[51245] in North American Network Operators' Group
RE: FORGET THE LETTERS (was RE: Eat this RIAA)
daemon@ATHENA.MIT.EDU (Nigel Clarke)
Wed Aug 21 23:39:44 2002
Reply-To: <nigel@forever-networks.com>
From: "Nigel Clarke" <nigel@forever-networks.com>
To: "Sean Donelan" <sean@donelan.com>, <nanog@merit.edu>
Date: Wed, 21 Aug 2002 23:27:30 -0700
In-Reply-To: <Pine.GSO.4.40.0208212306270.29124-100000@clifden.donelan.com>
Errors-To: owner-nanog-outgoing@merit.edu
To be perfectly honest, I could care less about any letters. It might be a
good idea to follow in the footsteps of
Informationwave and just take action.
<CLARKE>
-----Original Message-----
From: owner-nanog@merit.edu [mailto:owner-nanog@merit.edu]On Behalf Of
Sean Donelan
Sent: Wednesday, August 21, 2002 8:20 PM
To: nanog@merit.edu
Subject: $12,000 per person registration fee (was RE: Eat this RIAA)

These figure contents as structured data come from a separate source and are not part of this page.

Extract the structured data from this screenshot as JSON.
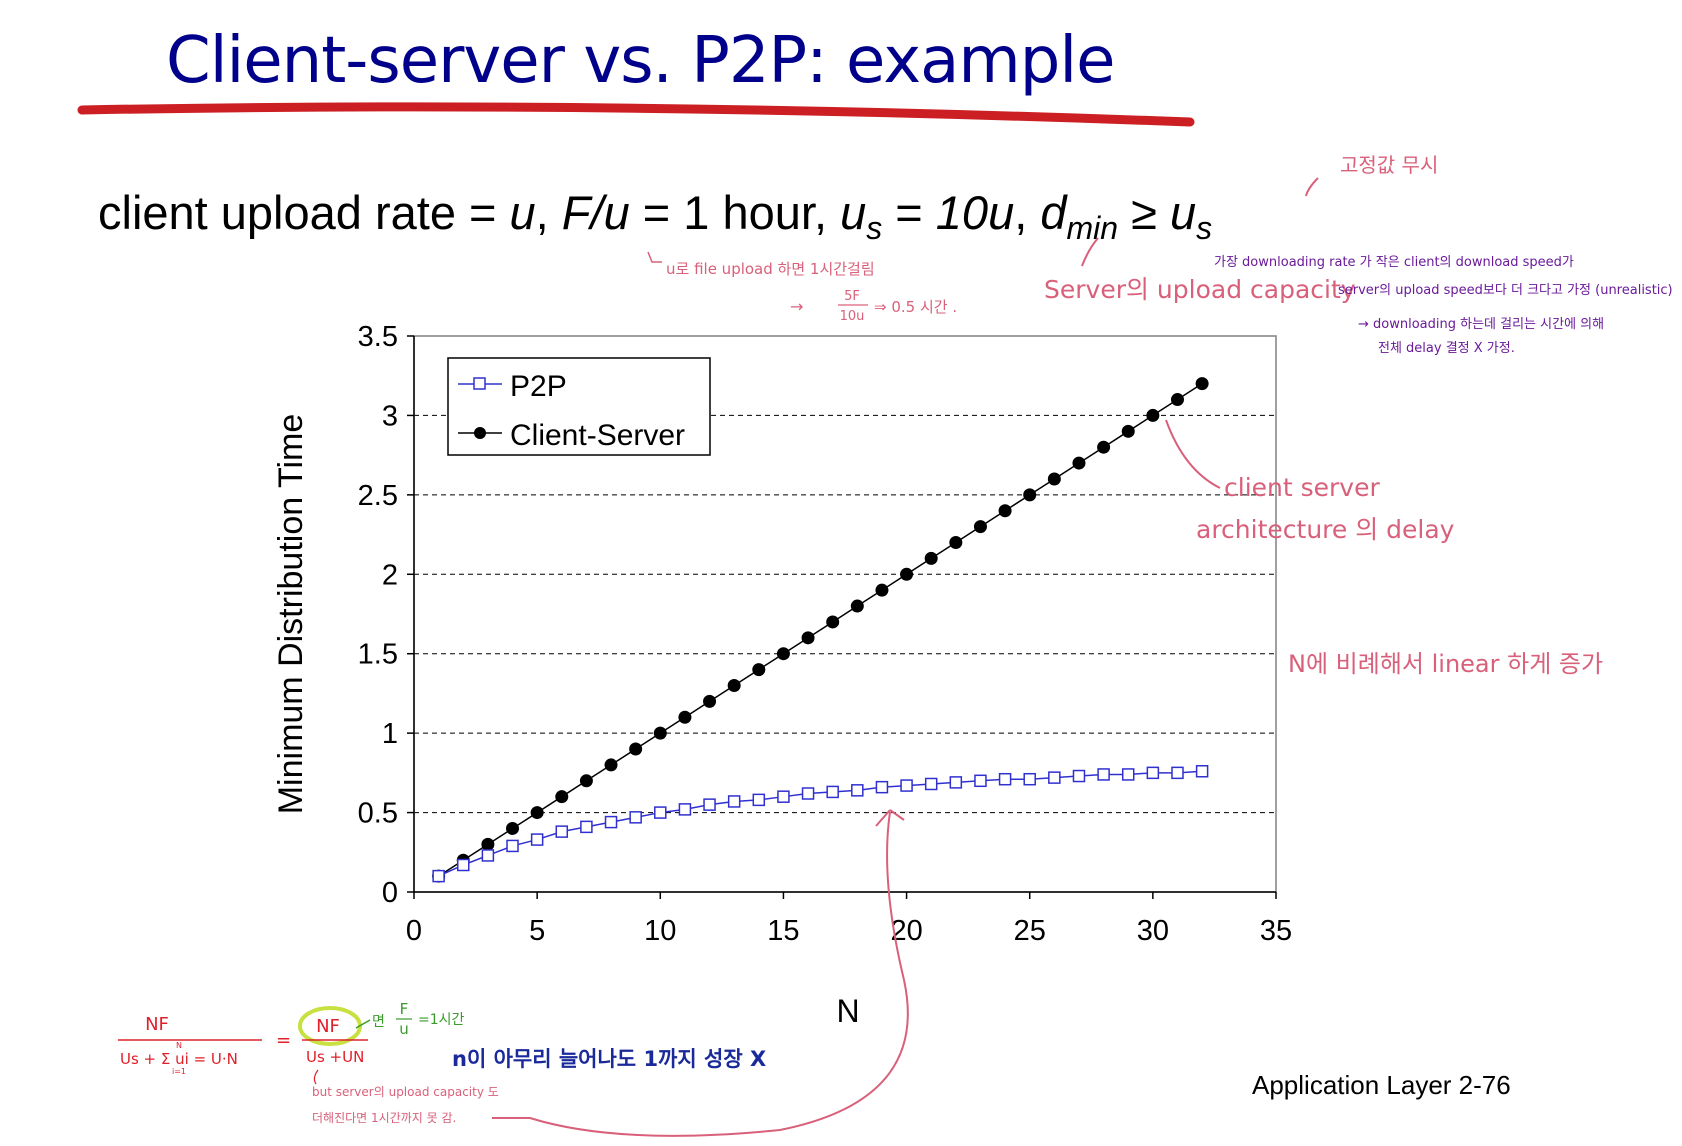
{
  "slide": {
    "title": "Client-server vs. P2P: example",
    "params": {
      "t1": "client upload rate = ",
      "u1": "u",
      "t2": ",  ",
      "fu": "F/u",
      "t3": " = 1 hour,  ",
      "us": "u",
      "us_sub": "s",
      "t4": " = ",
      "tenu": "10u",
      "t5": ",  ",
      "d": "d",
      "d_sub": "min",
      "t6": " ≥ ",
      "us2": "u",
      "us2_sub": "s"
    },
    "footer": "Application Layer 2-76"
  },
  "annotations": {
    "fixed_ignore": "고정값 무시",
    "u_upload": "u로 file upload 하면 1시간걸림",
    "half_hour_arrow": "→",
    "frac_num": "5F",
    "frac_den": "10u",
    "half_hour": "⇒ 0.5 시간 .",
    "server_capacity": "Server의 upload capacity",
    "dmin_note1": "가장 downloading rate 가 작은 client의 download speed가",
    "dmin_note2": "server의 upload speed보다 더 크다고 가정 (unrealistic)",
    "dmin_note3": "→ downloading 하는데 걸리는 시간에 의해",
    "dmin_note4": "전체 delay 결정 X 가정.",
    "cs_delay1": "client server",
    "cs_delay2": "architecture 의 delay",
    "linear": "N에 비례해서 linear 하게 증가",
    "formula_num": "NF",
    "formula_den": "Us + Σ ui = U·N",
    "formula_sum_top": "N",
    "formula_sum_bot": "i=1",
    "eq": "=",
    "formula2_num": "NF",
    "formula2_den": "Us +UN",
    "myeon": "면",
    "fu_num": "F",
    "fu_den": "u",
    "one_hour": "=1시간",
    "n_grow": "n이 아무리 늘어나도 1까지 성장 X",
    "but1": "but server의 upload capacity 도",
    "but2": "더해진다면 1시간까지 못 감."
  },
  "colors": {
    "title": "#00008b",
    "rule": "#cc1f24",
    "p2p": "#3030d0",
    "cs": "#000000",
    "pink": "#d9607a",
    "purple": "#6a1a9a",
    "navy": "#1a2a9a",
    "green": "#3a9a2a",
    "red": "#e0202a"
  },
  "chart_data": {
    "type": "line",
    "title": "",
    "xlabel": "N",
    "ylabel": "Minimum Distribution Time",
    "xlim": [
      0,
      35
    ],
    "ylim": [
      0,
      3.5
    ],
    "xticks": [
      0,
      5,
      10,
      15,
      20,
      25,
      30,
      35
    ],
    "yticks": [
      0,
      0.5,
      1,
      1.5,
      2,
      2.5,
      3,
      3.5
    ],
    "ytick_labels": [
      "0",
      "0.5",
      "1",
      "1.5",
      "2",
      "2.5",
      "3",
      "3.5"
    ],
    "grid": "horizontal dashed",
    "legend": "top-left",
    "x": [
      1,
      2,
      3,
      4,
      5,
      6,
      7,
      8,
      9,
      10,
      11,
      12,
      13,
      14,
      15,
      16,
      17,
      18,
      19,
      20,
      21,
      22,
      23,
      24,
      25,
      26,
      27,
      28,
      29,
      30,
      31,
      32
    ],
    "series": [
      {
        "name": "P2P",
        "marker": "open-square",
        "values": [
          0.1,
          0.17,
          0.23,
          0.29,
          0.33,
          0.38,
          0.41,
          0.44,
          0.47,
          0.5,
          0.52,
          0.55,
          0.57,
          0.58,
          0.6,
          0.62,
          0.63,
          0.64,
          0.66,
          0.67,
          0.68,
          0.69,
          0.7,
          0.71,
          0.71,
          0.72,
          0.73,
          0.74,
          0.74,
          0.75,
          0.75,
          0.76
        ]
      },
      {
        "name": "Client-Server",
        "marker": "filled-circle",
        "values": [
          0.1,
          0.2,
          0.3,
          0.4,
          0.5,
          0.6,
          0.7,
          0.8,
          0.9,
          1.0,
          1.1,
          1.2,
          1.3,
          1.4,
          1.5,
          1.6,
          1.7,
          1.8,
          1.9,
          2.0,
          2.1,
          2.2,
          2.3,
          2.4,
          2.5,
          2.6,
          2.7,
          2.8,
          2.9,
          3.0,
          3.1,
          3.2
        ]
      }
    ]
  }
}
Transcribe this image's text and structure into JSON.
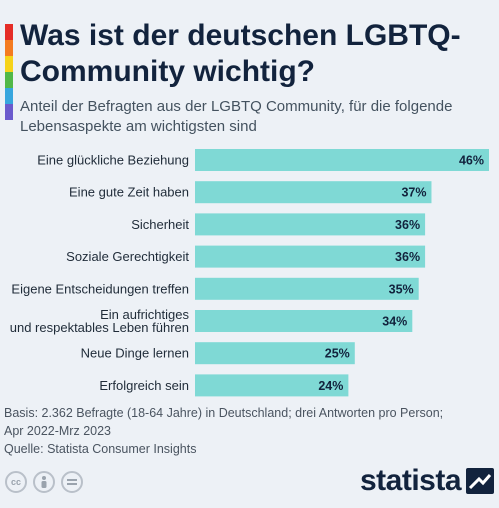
{
  "title": "Was ist der deutschen LGBTQ-Community wichtig?",
  "subtitle": "Anteil der Befragten aus der LGBTQ Community, für die folgende Lebensaspekte am wichtigsten sind",
  "colors": {
    "bar": "#7fd9d5",
    "rainbow": [
      "#e52d27",
      "#f47b20",
      "#f6d31a",
      "#51b848",
      "#37a6de",
      "#6a5acd"
    ],
    "brand": "#12233d"
  },
  "chart_data": {
    "type": "bar",
    "orientation": "horizontal",
    "categories": [
      "Eine glückliche Beziehung",
      "Eine gute Zeit haben",
      "Sicherheit",
      "Soziale Gerechtigkeit",
      "Eigene Entscheidungen treffen",
      "Ein aufrichtiges und respektables Leben führen",
      "Neue Dinge lernen",
      "Erfolgreich sein"
    ],
    "values": [
      46,
      37,
      36,
      36,
      35,
      34,
      25,
      24
    ],
    "value_labels": [
      "46%",
      "37%",
      "36%",
      "36%",
      "35%",
      "34%",
      "25%",
      "24%"
    ],
    "unit": "%",
    "xlim": [
      0,
      46
    ],
    "grid": false,
    "legend": "none"
  },
  "footer": {
    "basis_line1": "Basis: 2.362 Befragte (18-64 Jahre) in Deutschland; drei Antworten pro Person;",
    "basis_line2": "Apr 2022-Mrz 2023",
    "source": "Quelle: Statista Consumer Insights"
  },
  "license_icons": [
    "cc-icon",
    "attribution-icon",
    "no-derivatives-icon"
  ],
  "brand": "statista"
}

On Wed, 21 Aug 2002, Nigel Clarke wrote:
> However, this type of action might not be necessary at all.
>
> Some of the users on this list think RIAA's recent actions are nothing
more
> than empty threats.
> Why doesn't NANOG make a few of its own?
>
> A "polite" letter from a NANOG representative should do the trick.
The RIAA's annual budget is roughly $18 million. That pays for lawyers
and other stuff which goes into writing "polite" letters. To raise that
much money Merit would need to charge about $12,000 per person per NANOG
meeting. People complain the current $300 registration fee is too much.
NANOG is not a lobbying organization. There are other several
organizations (and mailing lists) you may want to consider instead, such
as the Electronic Frontier Foundation http://www.eff.org/ You can also
write your elected representatives for the price of a postage stamp. Some
congress critters even accept e-mail now.